The integration of natural language processing techniques with KDD and action research principles provides a powerful framework for transforming unstructured patient feedback into actionable insights for health care improvement. This approach enables health care organizations to understand the complex patterns and drivers of patient experience, identify targeted improvement opportunities, and implement evidence-based initiatives that enhance care quality and patient-centeredness.
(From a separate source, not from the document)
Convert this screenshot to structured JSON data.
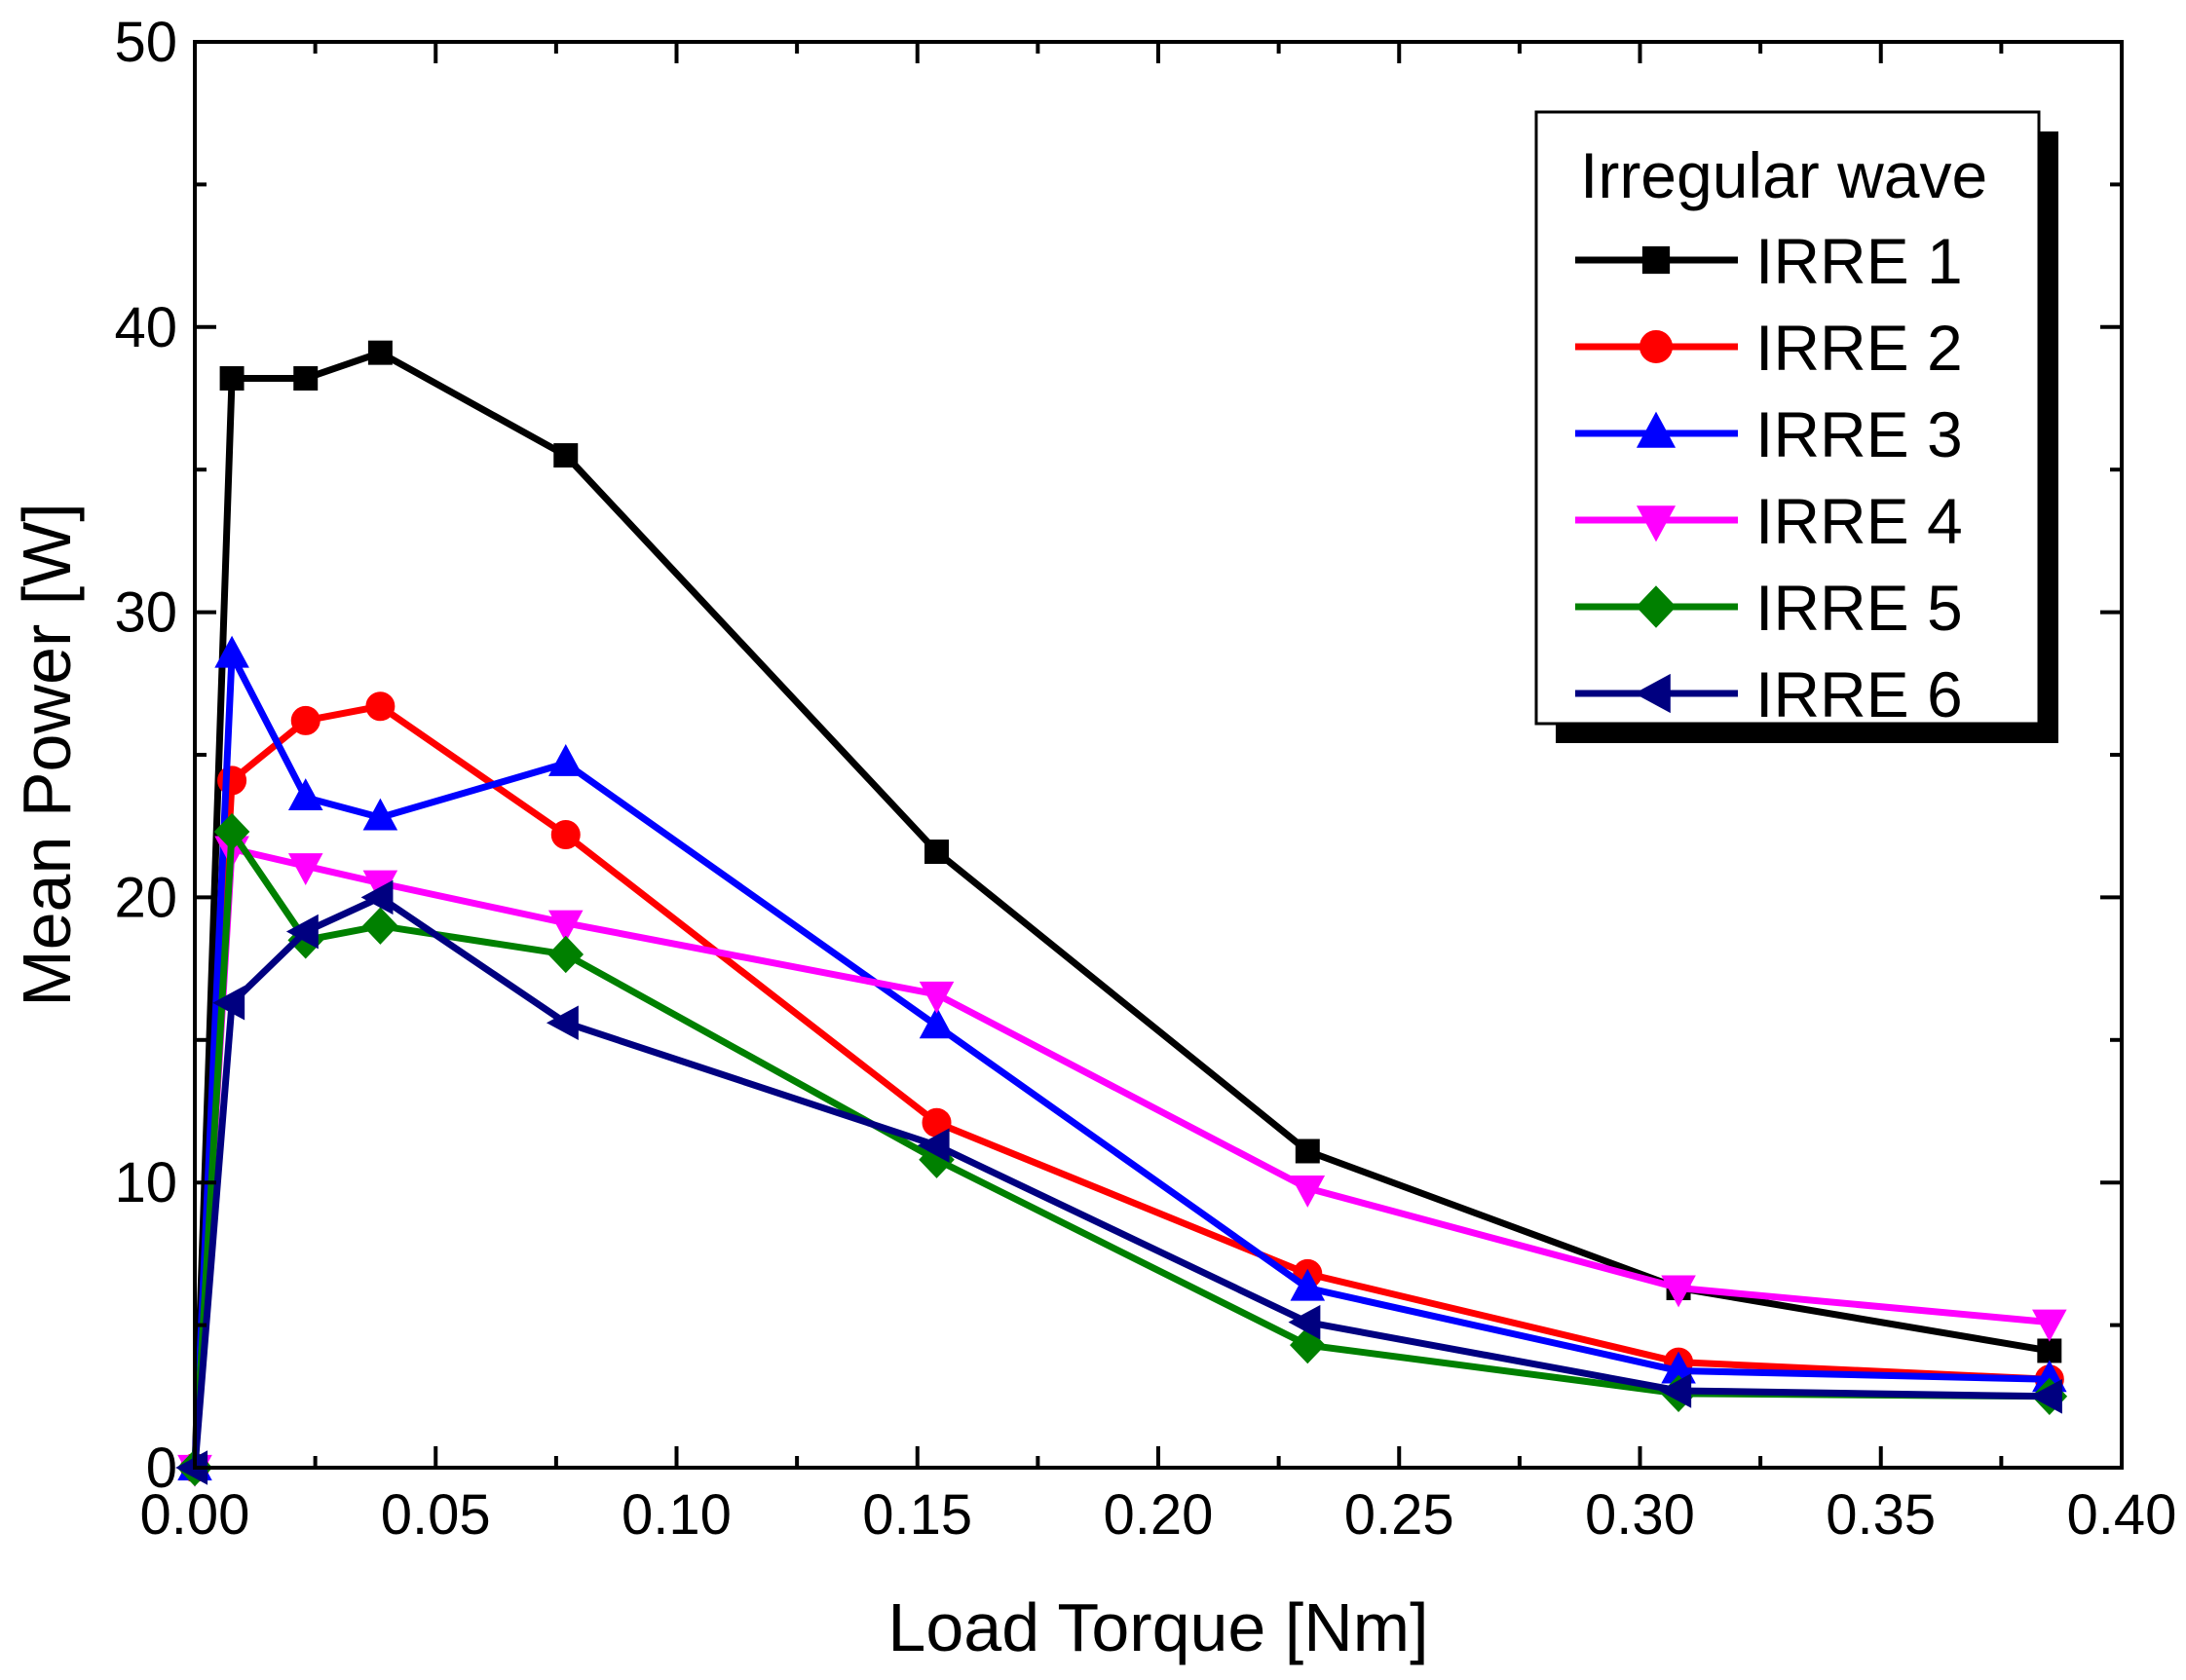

患者反馈已成为衡量医疗质量的关键指标以及组织绩效的关键驱动因素。随着数据量的增长,对非结构化患者反馈进行传统的人工分析面临重大挑战,难以高效提取有意义的模式和可采取行动的见解。
我们试图开发并评估一种综合方法,使用自然语言处理和数据库知识发现(KDD)方法来分析患者反馈数据,旨在识别不同人口群体和护理环境中患者体验的关键模式、主题和差异,并将这些见解转化为医疗服务可采取行动的改进措施。
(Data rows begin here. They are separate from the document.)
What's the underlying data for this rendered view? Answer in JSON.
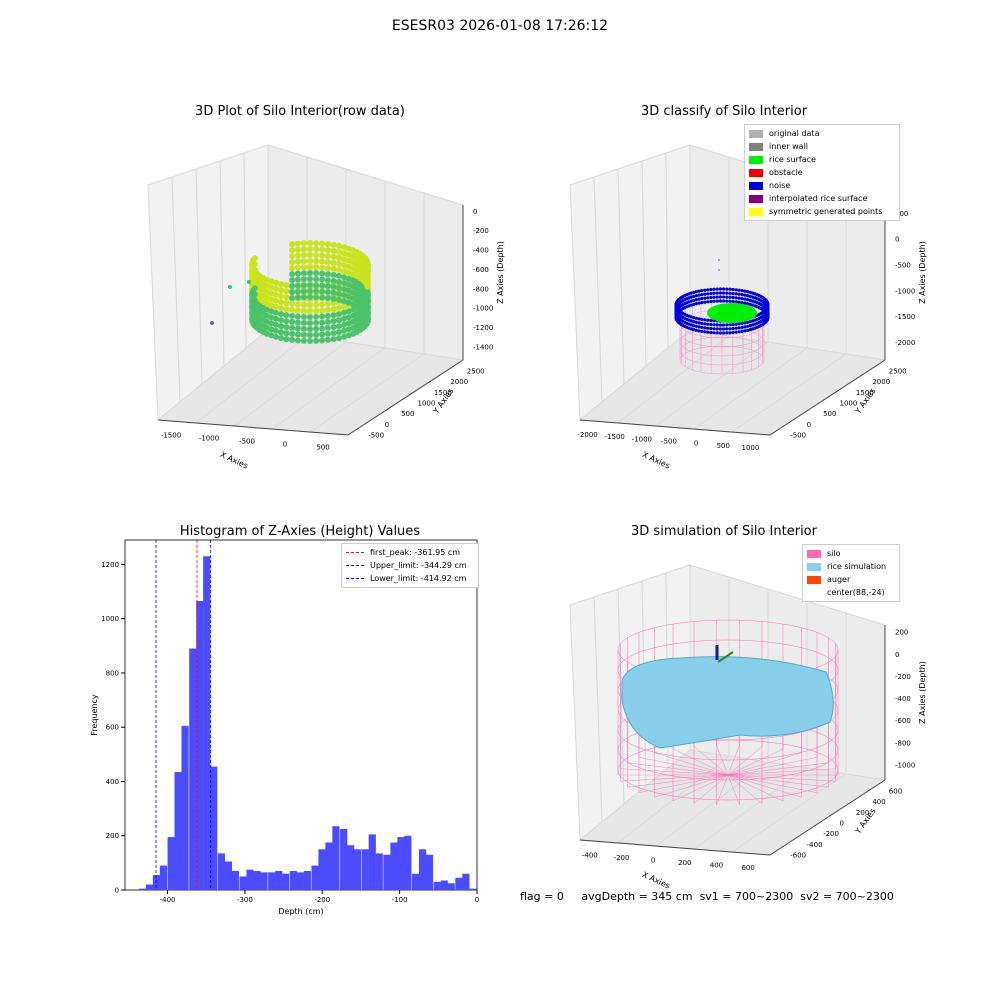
{
  "suptitle": "ESESR03 2026-01-08 17:26:12",
  "chart_data": [
    {
      "type": "scatter",
      "title": "3D Plot of Silo Interior(row data)",
      "xlabel": "X Axies",
      "ylabel": "Y Axies",
      "zlabel": "Z Axies (Depth)",
      "x_ticks": [
        "-1500",
        "-1000",
        "-500",
        "0",
        "500"
      ],
      "y_ticks": [
        "-500",
        "0",
        "500",
        "1000",
        "1500",
        "2000",
        "2500"
      ],
      "z_ticks": [
        "0",
        "-200",
        "-400",
        "-600",
        "-800",
        "-1000",
        "-1200",
        "-1400"
      ]
    },
    {
      "type": "scatter",
      "title": "3D classify of Silo Interior",
      "xlabel": "X Axies",
      "ylabel": "Y Axies",
      "zlabel": "Z Axies (Depth)",
      "x_ticks": [
        "-2000",
        "-1500",
        "-1000",
        "-500",
        "0",
        "500",
        "1000"
      ],
      "y_ticks": [
        "-500",
        "0",
        "500",
        "1000",
        "1500",
        "2000",
        "2500"
      ],
      "z_ticks": [
        "500",
        "0",
        "-500",
        "-1000",
        "-1500",
        "-2000"
      ],
      "legend": [
        {
          "name": "original data",
          "color": "#b0b0b0"
        },
        {
          "name": "inner wall",
          "color": "#808080"
        },
        {
          "name": "rice surface",
          "color": "#00ee00"
        },
        {
          "name": "obstacle",
          "color": "#ee0000"
        },
        {
          "name": "noise",
          "color": "#0000dd"
        },
        {
          "name": "interpolated rice surface",
          "color": "#800080"
        },
        {
          "name": "symmetric generated points",
          "color": "#ffff00"
        }
      ]
    },
    {
      "type": "bar",
      "title": "Histogram of Z-Axies (Height) Values",
      "xlabel": "Depth (cm)",
      "ylabel": "Frequency",
      "xlim": [
        -455,
        0
      ],
      "ylim": [
        0,
        1290
      ],
      "bin_width": 9.3,
      "x_ticks": [
        -400,
        -300,
        -200,
        -100,
        0
      ],
      "y_ticks": [
        0,
        200,
        400,
        600,
        800,
        1000,
        1200
      ],
      "bins_start": [
        -437,
        -428,
        -419,
        -410,
        -400,
        -391,
        -382,
        -372,
        -363,
        -354,
        -345,
        -335,
        -326,
        -317,
        -307,
        -298,
        -289,
        -280,
        -270,
        -261,
        -252,
        -242,
        -233,
        -224,
        -214,
        -205,
        -196,
        -187,
        -177,
        -168,
        -159,
        -149,
        -140,
        -131,
        -121,
        -112,
        -103,
        -94,
        -84,
        -75,
        -66,
        -56,
        -47,
        -38,
        -28,
        -19,
        -10
      ],
      "values": [
        5,
        20,
        55,
        90,
        195,
        435,
        605,
        890,
        1065,
        1230,
        455,
        135,
        105,
        70,
        50,
        75,
        70,
        65,
        65,
        70,
        60,
        70,
        65,
        70,
        90,
        150,
        175,
        235,
        225,
        165,
        150,
        150,
        205,
        135,
        130,
        175,
        195,
        200,
        60,
        150,
        130,
        30,
        35,
        25,
        45,
        60,
        5
      ],
      "vlines": [
        {
          "name": "first_peak: -361.95 cm",
          "x": -361.95,
          "color": "#ff0000"
        },
        {
          "name": "Upper_limit: -344.29 cm",
          "x": -344.29,
          "color": "#0000ff"
        },
        {
          "name": "Lower_limit: -414.92 cm",
          "x": -414.92,
          "color": "#0000ff"
        }
      ],
      "bar_color": "#4b4bff"
    },
    {
      "type": "scatter",
      "title": "3D simulation of Silo Interior",
      "xlabel": "X Axies",
      "ylabel": "Y Axies",
      "zlabel": "Z Axies (Depth)",
      "x_ticks": [
        "-400",
        "-200",
        "0",
        "200",
        "400",
        "600"
      ],
      "y_ticks": [
        "-600",
        "-400",
        "-200",
        "0",
        "200",
        "400",
        "600"
      ],
      "z_ticks": [
        "200",
        "0",
        "-200",
        "-400",
        "-600",
        "-800",
        "-1000"
      ],
      "legend": [
        {
          "name": "silo",
          "color": "#ff69b4"
        },
        {
          "name": "rice simulation",
          "color": "#87ceeb"
        },
        {
          "name": "auger",
          "color": "#ff4500"
        },
        {
          "name": "center(88,-24)",
          "color": ""
        }
      ]
    }
  ],
  "footer": {
    "flag": "flag = 0",
    "avg": "avgDepth = 345 cm",
    "sv1": "sv1 = 700~2300",
    "sv2": "sv2 = 700~2300"
  }
}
本研究应用综合的KDD行动研究框架,分析了2023年在新加坡亚历山大医院收集的126,134条患者反馈记录。采用了一套全面的文本挖掘技术,包括情感分析、主题建模、情感检测和基于方面的情感分析,以揭示患者报告体验中的模式。该数据集包括92,578条(73.4%)包含自由文本评论的记录,共有1,568,932个词元,平均评论长度为16.9个单词。使用了多种分析技术来确保研究结果的有效性和可靠性。在整个研究过程中让利益相关者参与,有助于将分析见解转化为实际改进措施。本研究获得了国家医疗集团特定领域审查委员会的伦理审查豁免(编号:NUS - IRB - 2025 - 087E),并获得了对已去识别化的患者反馈数据进行回顾性分析的知情同意豁免。
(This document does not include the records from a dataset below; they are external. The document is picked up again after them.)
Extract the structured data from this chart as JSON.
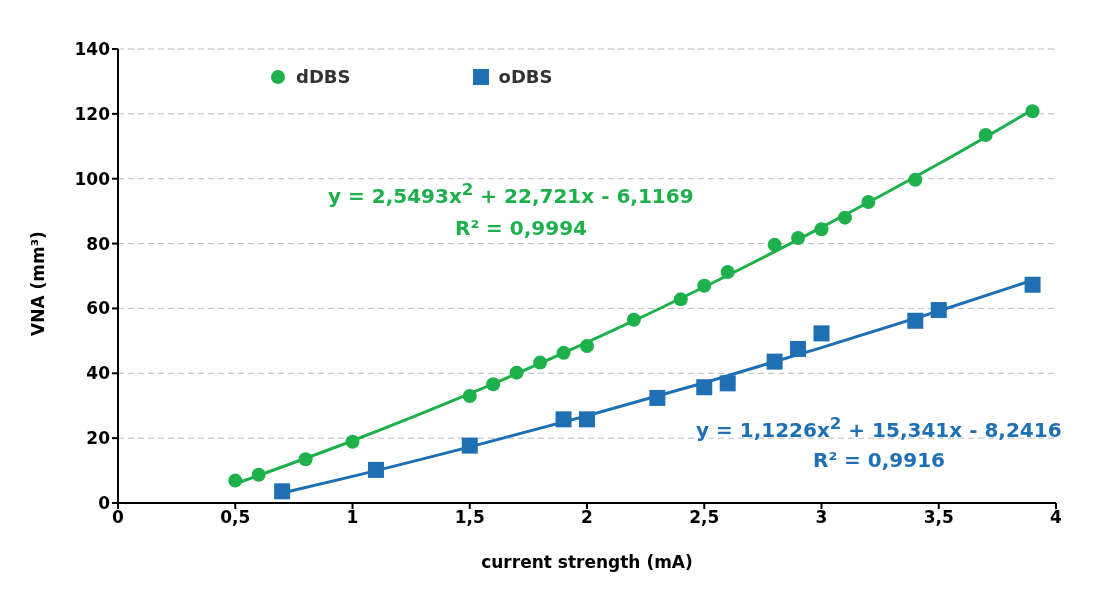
{
  "chart_data": {
    "type": "scatter",
    "xlabel": "current strength (mA)",
    "ylabel": "VNA (mm³)",
    "xlim": [
      0,
      4
    ],
    "xticks": [
      0,
      {
        "value": 0.5,
        "label": "0,5"
      },
      1,
      {
        "value": 1.5,
        "label": "1,5"
      },
      2,
      {
        "value": 2.5,
        "label": "2,5"
      },
      3,
      {
        "value": 3.5,
        "label": "3,5"
      },
      4
    ],
    "ylim": [
      0,
      140
    ],
    "yticks": [
      0,
      20,
      40,
      60,
      80,
      100,
      120,
      140
    ],
    "grid": "y",
    "legend": "top",
    "series": [
      {
        "name": "dDBS",
        "marker": "circle",
        "color": "#1db04b",
        "x": [
          0.5,
          0.6,
          0.8,
          1.0,
          1.5,
          1.6,
          1.7,
          1.8,
          1.9,
          2.0,
          2.2,
          2.4,
          2.5,
          2.6,
          2.8,
          2.9,
          3.0,
          3.1,
          3.2,
          3.4,
          3.7,
          3.9
        ],
        "values": [
          6.9,
          8.7,
          13.5,
          18.9,
          33.0,
          36.6,
          40.2,
          43.3,
          46.3,
          48.4,
          56.5,
          62.8,
          67.0,
          71.2,
          79.6,
          81.7,
          84.4,
          88.0,
          92.8,
          99.7,
          113.5,
          120.8
        ]
      },
      {
        "name": "oDBS",
        "marker": "square",
        "color": "#1f6fb5",
        "x": [
          0.7,
          1.1,
          1.5,
          1.9,
          2.0,
          2.3,
          2.5,
          2.6,
          2.8,
          2.9,
          3.0,
          3.4,
          3.5,
          3.9
        ],
        "values": [
          3.6,
          10.2,
          17.7,
          25.8,
          25.8,
          32.4,
          35.7,
          36.9,
          43.6,
          47.5,
          52.3,
          56.2,
          59.5,
          67.3
        ]
      },
      {
        "type": "line",
        "marker": "none",
        "color": "#1db04b",
        "x": [
          0.5,
          1,
          1.5,
          2,
          2.5,
          3,
          3.5,
          3.9
        ],
        "values": [
          5.9,
          19.2,
          33.7,
          49.5,
          66.6,
          85.0,
          104.6,
          121.3
        ]
      },
      {
        "type": "line",
        "marker": "none",
        "color": "#1f6fb5",
        "x": [
          0.7,
          1,
          1.5,
          2,
          2.5,
          3,
          3.5,
          3.9
        ],
        "values": [
          3.1,
          8.2,
          17.3,
          26.9,
          37.1,
          47.9,
          59.2,
          68.7
        ]
      }
    ],
    "annotations": [
      "y = 2,5493x$^{2}$ + 22,721x - 6,1169",
      "R² = 0,9994",
      "y = 1,1226x$^{2}$ + 15,341x - 8,2416",
      "R² = 0,9916"
    ]
  }
}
文本挖掘分析显示,整个反馈语料库的总体情感呈中度积极(平均极性得分:0.42),68.8%(63,685/92,578)的评论被归类为积极,'25.4%(23,515/92,578)为中性,5.8%(5378/92,578)为消极。主题建模确定了10个不同的主题,包括工作人员态度和服务(9443/92,578,10.2%)、医护人员专业素养(9350/92,578,10.1%)、医院环境(9258/92,578,10.0%)和等待时间(9258/92,578,10.0%)。基于方面的情感分析突出显示,护士态度(情感得分:0.65)、工作人员的帮助程度(0.61)和医生的专业知识(0.58)是最积极的方面,而等待时间(-0.42)和计费透明度(-0.28)则是最消极的方面。人口细分显示患者的优先事项存在显著差异,年轻患者(<35岁)对数字可及性和效率的担忧比年长患者多37%,而年长患者更看重面对面互动,比例高出42%。基于这些发现实施有针对性的干预措施带来了可衡量的改善,包括等待时间满意度提高18%、医患沟通评分提高15%以及与计费相关的投诉减少23%。
将自然语言处理技术与KDD和行动研究原则相结合,为将非结构化患者反馈转化为可用于改善医疗服务的可采取行动的见解提供了一个强大的框架。这种方法使医疗保健组织能够理解患者体验的复杂模式和驱动因素,识别有针对性的改进机会,并实施基于证据的举措,以提高护理质量和以患者为中心的程度。